Phaedo 74a-76e

Some thoughts: this is deliberately flying at a higher level than an "argument analysis" flies: what I mean by that is that I am using references like "74a-c" and NOT including line numbers. Another thing: I am trying to stir the pot here, to make you think about alternatives to Plato's ideas that might help us understand but also questions Plato's ideas.
 I hope that it will inform and enrich your argument analyses of this passage.

  1. 74a-c
    1. There is something that is equal, the equal itself.
      1. Note well that this means that the Form of Equality is itself Equal
        1. "self-predication of forms" means that the name of a form can be applied to the form itself: thus the Form of the Equal is equal.
      2. What can that possibly mean?
      3. It makes better sense, perhaps, to say that the Form of Redness is itself red, but what sense does it make to say that a single thing, by itself, is equal? Isn't "equality" inherently a relative thing such that a thing itself cannot be equal: it can only be equal to another thing?

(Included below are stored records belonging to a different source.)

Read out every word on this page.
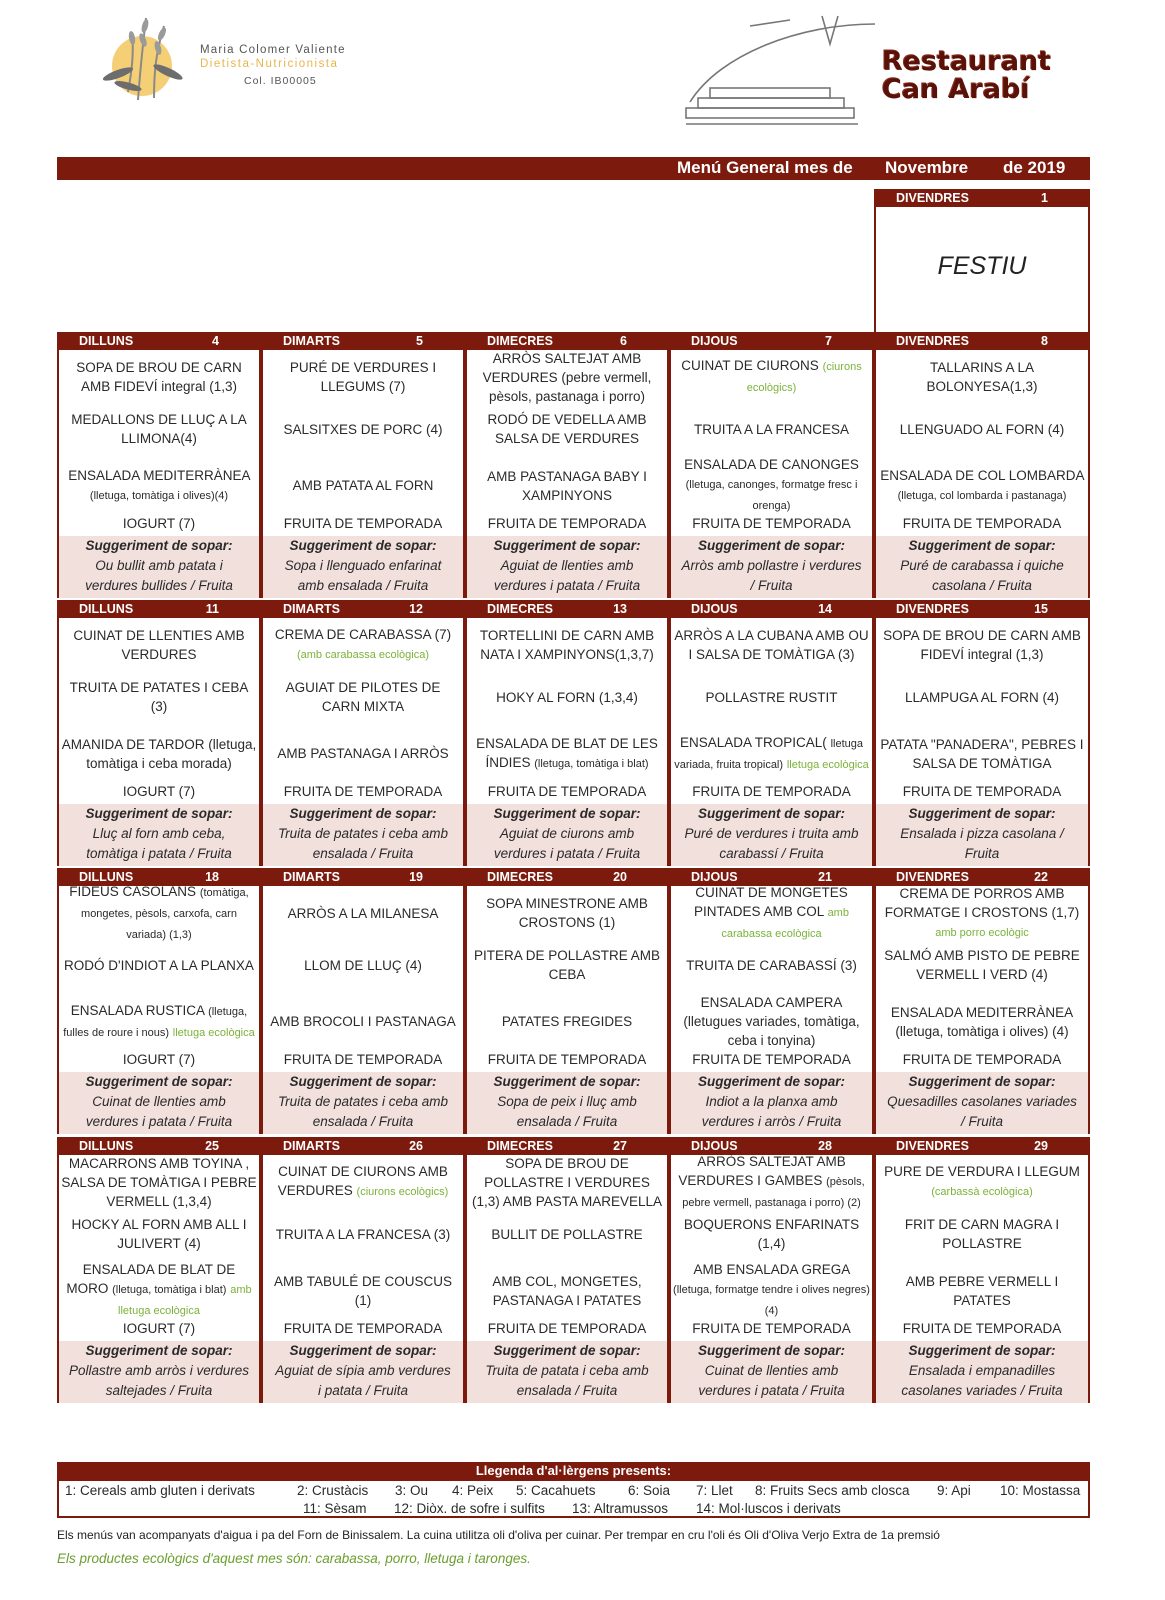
Maria Colomer Valiente
Dietista-Nutricionista
Col. IB00005
Restaurant
Can Arabí
Menú General mes de Novembre de 2019
DIVENDRES	1
FESTIU
DILLUNS	4
SOPA DE BROU DE CARN AMB FIDEVÍ integral (1,3)
MEDALLONS DE LLUÇ A LA LLIMONA(4)
ENSALADA MEDITERRÀNEA (lletuga, tomàtiga i olives)(4)
IOGURT (7)
Suggeriment de sopar:
Ou bullit amb patata i
verdures bullides / Fruita
DIMARTS	5
PURÉ DE VERDURES I LLEGUMS (7)
SALSITXES DE PORC (4)
AMB PATATA AL FORN
FRUITA DE TEMPORADA
Suggeriment de sopar:
Sopa i llenguado enfarinat
amb ensalada / Fruita
DIMECRES	6
ARRÒS SALTEJAT AMB VERDURES (pebre vermell, pèsols, pastanaga i porro)
RODÓ DE VEDELLA AMB SALSA DE VERDURES
AMB PASTANAGA BABY I XAMPINYONS
FRUITA DE TEMPORADA
Suggeriment de sopar:
Aguiat de llenties amb
verdures i patata / Fruita
DIJOUS	7
CUINAT DE CIURONS (ciurons ecològics)
TRUITA A LA FRANCESA
ENSALADA DE CANONGES (lletuga, canonges, formatge fresc i orenga)
FRUITA DE TEMPORADA
Suggeriment de sopar:
Arròs amb pollastre i verdures
/ Fruita
DIVENDRES	8
TALLARINS A LA BOLONYESA(1,3)
LLENGUADO AL FORN (4)
ENSALADA DE COL LOMBARDA (lletuga, col lombarda i pastanaga)
FRUITA DE TEMPORADA
Suggeriment de sopar:
Puré de carabassa i quiche
casolana / Fruita
DILLUNS	11
CUINAT DE LLENTIES AMB VERDURES
TRUITA DE PATATES I CEBA (3)
AMANIDA DE TARDOR (lletuga, tomàtiga i ceba morada)
IOGURT (7)
Suggeriment de sopar:
Lluç al forn amb ceba,
tomàtiga i patata / Fruita
DIMARTS	12
CREMA DE CARABASSA (7) (amb carabassa ecològica)
AGUIAT DE PILOTES DE CARN MIXTA
AMB PASTANAGA I ARRÒS
FRUITA DE TEMPORADA
Suggeriment de sopar:
Truita de patates i ceba amb
ensalada / Fruita
DIMECRES	13
TORTELLINI DE CARN AMB NATA I XAMPINYONS(1,3,7)
HOKY AL FORN (1,3,4)
ENSALADA DE BLAT DE LES ÍNDIES (lletuga, tomàtiga i blat)
FRUITA DE TEMPORADA
Suggeriment de sopar:
Aguiat de ciurons amb
verdures i patata / Fruita
DIJOUS	14
ARRÒS A LA CUBANA AMB OU I SALSA DE TOMÀTIGA (3)
POLLASTRE RUSTIT
ENSALADA TROPICAL( lletuga variada, fruita tropical) lletuga ecològica
FRUITA DE TEMPORADA
Suggeriment de sopar:
Puré de verdures i truita amb
carabassí / Fruita
DIVENDRES	15
SOPA DE BROU DE CARN AMB FIDEVÍ integral (1,3)
LLAMPUGA AL FORN (4)
PATATA "PANADERA", PEBRES I SALSA DE TOMÀTIGA
FRUITA DE TEMPORADA
Suggeriment de sopar:
Ensalada i pizza casolana /
Fruita
DILLUNS	18
FIDEUS CASOLANS (tomàtiga, mongetes, pèsols, carxofa, carn variada) (1,3)
RODÓ D'INDIOT A LA PLANXA
ENSALADA RUSTICA (lletuga, fulles de roure i nous) lletuga ecològica
IOGURT (7)
Suggeriment de sopar:
Cuinat de llenties amb
verdures i patata / Fruita
DIMARTS	19
ARRÒS A LA MILANESA
LLOM DE LLUÇ (4)
AMB BROCOLI I PASTANAGA
FRUITA DE TEMPORADA
Suggeriment de sopar:
Truita de patates i ceba amb
ensalada / Fruita
DIMECRES	20
SOPA MINESTRONE AMB CROSTONS (1)
PITERA DE POLLASTRE AMB CEBA
PATATES FREGIDES
FRUITA DE TEMPORADA
Suggeriment de sopar:
Sopa de peix i lluç amb
ensalada / Fruita
DIJOUS	21
CUINAT DE MONGETES PINTADES AMB COL amb carabassa ecològica
TRUITA DE CARABASSÍ (3)
ENSALADA CAMPERA (lletugues variades, tomàtiga, ceba i tonyina)
FRUITA DE TEMPORADA
Suggeriment de sopar:
Indiot a la planxa amb
verdures i arròs / Fruita
DIVENDRES	22
CREMA DE PORROS AMB FORMATGE I CROSTONS (1,7) amb porro ecològic
SALMÓ AMB PISTO DE PEBRE VERMELL I VERD (4)
ENSALADA MEDITERRÀNEA (lletuga, tomàtiga i olives) (4)
FRUITA DE TEMPORADA
Suggeriment de sopar:
Quesadilles casolanes variades
/ Fruita
DILLUNS	25
MACARRONS AMB TOYINA , SALSA DE TOMÀTIGA I PEBRE VERMELL (1,3,4)
HOCKY AL FORN AMB ALL I JULIVERT (4)
ENSALADA DE BLAT DE MORO (lletuga, tomàtiga i blat) amb lletuga ecològica
IOGURT (7)
Suggeriment de sopar:
Pollastre amb arròs i verdures
saltejades / Fruita
DIMARTS	26
CUINAT DE CIURONS AMB VERDURES (ciurons ecològics)
TRUITA A LA FRANCESA (3)
AMB TABULÉ DE COUSCUS (1)
FRUITA DE TEMPORADA
Suggeriment de sopar:
Aguiat de sípia amb verdures
i patata / Fruita
DIMECRES	27
SOPA DE BROU DE POLLASTRE I VERDURES (1,3) AMB PASTA MAREVELLA
BULLIT DE POLLASTRE
AMB COL, MONGETES, PASTANAGA I PATATES
FRUITA DE TEMPORADA
Suggeriment de sopar:
Truita de patata i ceba amb
ensalada / Fruita
DIJOUS	28
ARRÒS SALTEJAT AMB VERDURES I GAMBES (pèsols, pebre vermell, pastanaga i porro) (2)
BOQUERONS ENFARINATS (1,4)
AMB ENSALADA GREGA (lletuga, formatge tendre i olives negres) (4)
FRUITA DE TEMPORADA
Suggeriment de sopar:
Cuinat de llenties amb
verdures i patata / Fruita
DIVENDRES	29
PURE DE VERDURA I LLEGUM (carbassà ecològica)
FRIT DE CARN MAGRA I POLLASTRE
AMB PEBRE VERMELL I PATATES
FRUITA DE TEMPORADA
Suggeriment de sopar:
Ensalada i empanadilles
casolanes variades / Fruita
Llegenda d'al·lèrgens presents:
1: Cereals amb gluten i derivats	2: Crustàcis 3: Ou 4: Peix 5: Cacahuets 6: Soia 7: Llet 8: Fruits Secs amb closca 9: Api 10: Mostassa
11: Sèsam 12: Diòx. de sofre i sulfits 13: Altramussos 14: Mol·luscos i derivats
Els menús van acompanyats d'aigua i pa del Forn de Binissalem. La cuina utilitza oli d'oliva per cuinar. Per trempar en cru l'oli és Oli d'Oliva Verjo Extra de 1a premsió
Els productes ecològics d'aquest mes són: carabassa, porro, lletuga i taronges.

So how can the equal itself be one thing AND be equal (to what?)?
      4. Some, including Aristotle, Metaphysics 987b14-18, have suggested that Plato posited the Form (Equality)  as well as Intermediates (things that are perfectly equal)
        1. But such things as Intermediates (like mathematical objects) are not explicitly mentioned by Plato
      5. Take the dictionary definition of 'equality':
        1. the state of having the same measure, quantity, amount, or number as another or others
      6. It uses a concept "same" which might be held to 'beg the question': is it just another way to say 'equal'?
      7. It also mentions 'others' which implies one thing and other things, not just one thing (but others may refer to people: see below)
      8. But is that dictionary definition itself "equal" in any meaningful way?
    2. Sensible things sometimes appear equal to one and unequal to another
    3. Equality always appears equal (to what? whom?).
      1. This moves away from what the 'equal' is to how it 'appears':
      2. anyone who encounters it will realize that it is equal and
      3. it cannot appear otherwise to anyone.
    4. Therefore, by 2 and 3, sensible equal things are not the same (as Equality).
    5. But from the sensible equal things, we come to grasp Equality.
  2. 74c-75c
    1. Seeing one thing and thinking of another was previously agreed to be recollection.
    2. Two sensible things that appear equal are somehow 'deficient' in their equality compared with Equality, which is 'really' equal.
    3. Whenever someone realizes that a thing is 'deficient' in some quality compared with another 'reality,' it must be the case that the person has prior knowledge of that other 'reality.'
    4. The only way we can grasp Equality (in our bodily state) is thru our senses.
    5. But our senses make us realize that everything we see falls short of its goal.
    6. Therefore, before we perceived these things, we must have had knowledge of Equality.
    7. Since birth, we have had sense perceptions (i.e. we have been in a bodily state).
    8. Thus our knowledge of Equality must predate birth (it must predate our bodily state).
  3. 75c-76e
    1.  Therefore, we knew before birth Equality, Greatness, Smallness, Beautiful, Good, Just, Pious, etc.
    2. If we had it then, but don't have it now, and we discover it by looking at sensibles, we are recollecting knowledge of these things.
    3. Thus learning is recollection.
    4. And if we had knowledge of these things before birth, we must have existed before birth and been intelligent then.
    5. If the Forms exist, and we refer the things we perceive to them, then just as they exist, so our soul must have existed before birth.
    6. If the Forms do not exist, then the argument for the soul pre-existing our current bodily existence is futile.